Nielsen has announced a new ratings system that takes into account tweets about a show as well as the audience exposed to those tweets. As Scandal fans already know, the second-screen experience has become an essential part of viewing some television shows, and Twitter is trying to make the platform appealing to media partners as a possible way of increasing revenue.
The way the system works is that a tweet that appears in a user's feed is known as an impression, so while a relatively small amount of the viewership is actively tweeting about a television show, a much larger audience is seeing the chatter. For example, via the Los Angeles Times, a show like The Voice has an online audience 50 times greater than the number of people actually tweeting. Nielsen "also has identified 35,000 Twitter accounts, created by networks, actors, athletes, professional sports teams and others associated with TV programming."

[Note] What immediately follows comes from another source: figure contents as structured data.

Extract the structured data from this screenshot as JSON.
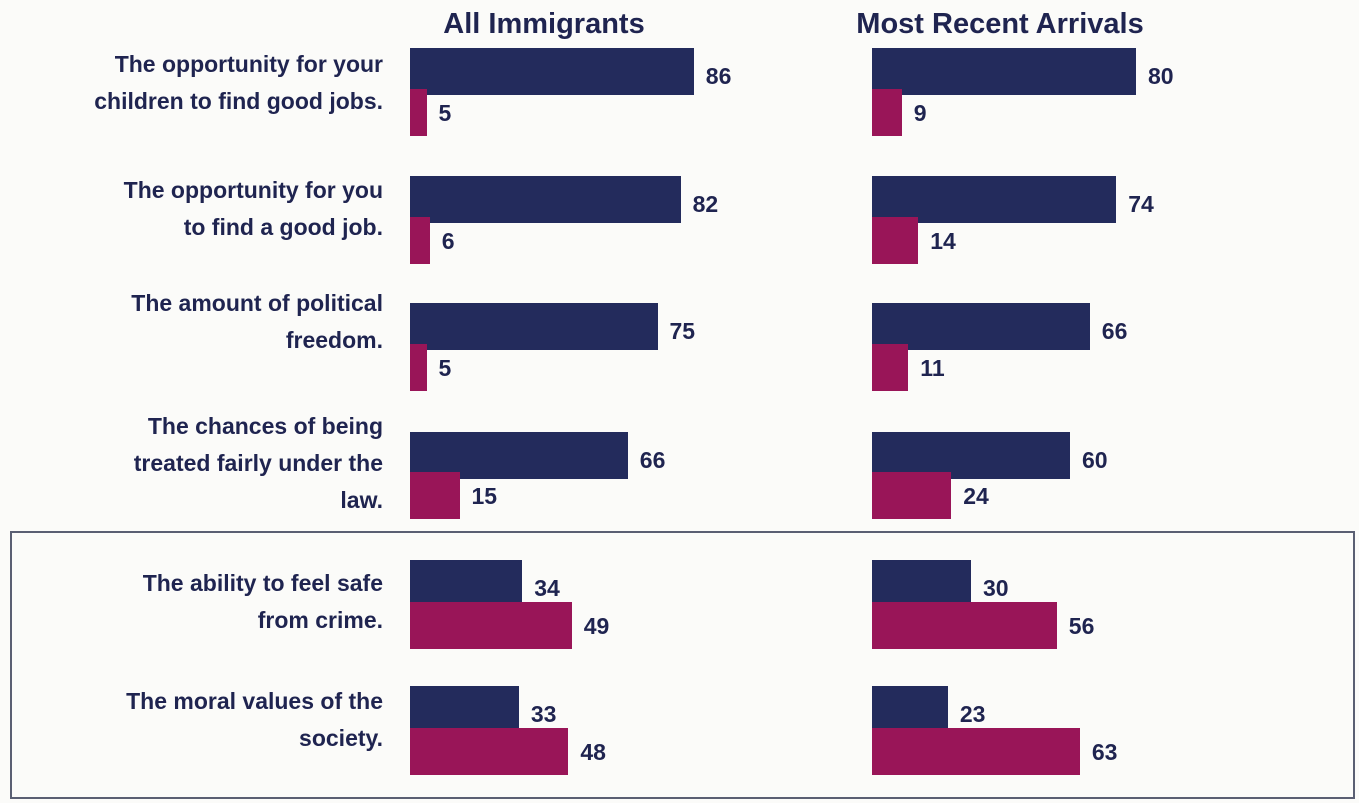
{
  "chart_data": {
    "type": "bar",
    "orientation": "horizontal",
    "panels": [
      {
        "title": "All Immigrants"
      },
      {
        "title": "Most Recent Arrivals"
      }
    ],
    "categories": [
      [
        "The opportunity for your",
        "children to find good jobs."
      ],
      [
        "The opportunity for you",
        "to find a good job."
      ],
      [
        "The amount of political",
        "freedom."
      ],
      [
        "The chances of being",
        "treated fairly under the",
        "law."
      ],
      [
        "The ability to feel safe",
        "from crime."
      ],
      [
        "The moral values of the",
        "society."
      ]
    ],
    "series": [
      {
        "color": "#232b5c",
        "values": {
          "All Immigrants": [
            86,
            82,
            75,
            66,
            34,
            33
          ],
          "Most Recent Arrivals": [
            80,
            74,
            66,
            60,
            30,
            23
          ]
        }
      },
      {
        "color": "#991558",
        "values": {
          "All Immigrants": [
            5,
            6,
            5,
            15,
            49,
            48
          ],
          "Most Recent Arrivals": [
            9,
            14,
            11,
            24,
            56,
            63
          ]
        }
      }
    ],
    "highlighted_categories": [
      4,
      5
    ],
    "legend": "none",
    "grid": false
  }
}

Online interaction with media is fast becoming a metric of success in various parts of the entertainment industry. At the beginning of the year, Billboard began counting YouTube views in its chart calculations, propelling one-hit wonder Baauer's "Harlem Shake" to the top position. Additionally, Nielsen itself also started counting online television views as well a few months ago.
Though Nielsen's new system is a separate metric from its main TV ratings system, it's still another way for networks and their advertisers to judge the reach of their message. It's possible that in the face of th DVR, social media is making TV appointment viewing again. It's unclear if that trend will carry over to a more asynchronous viewing event like filmgoing, but hopefully not.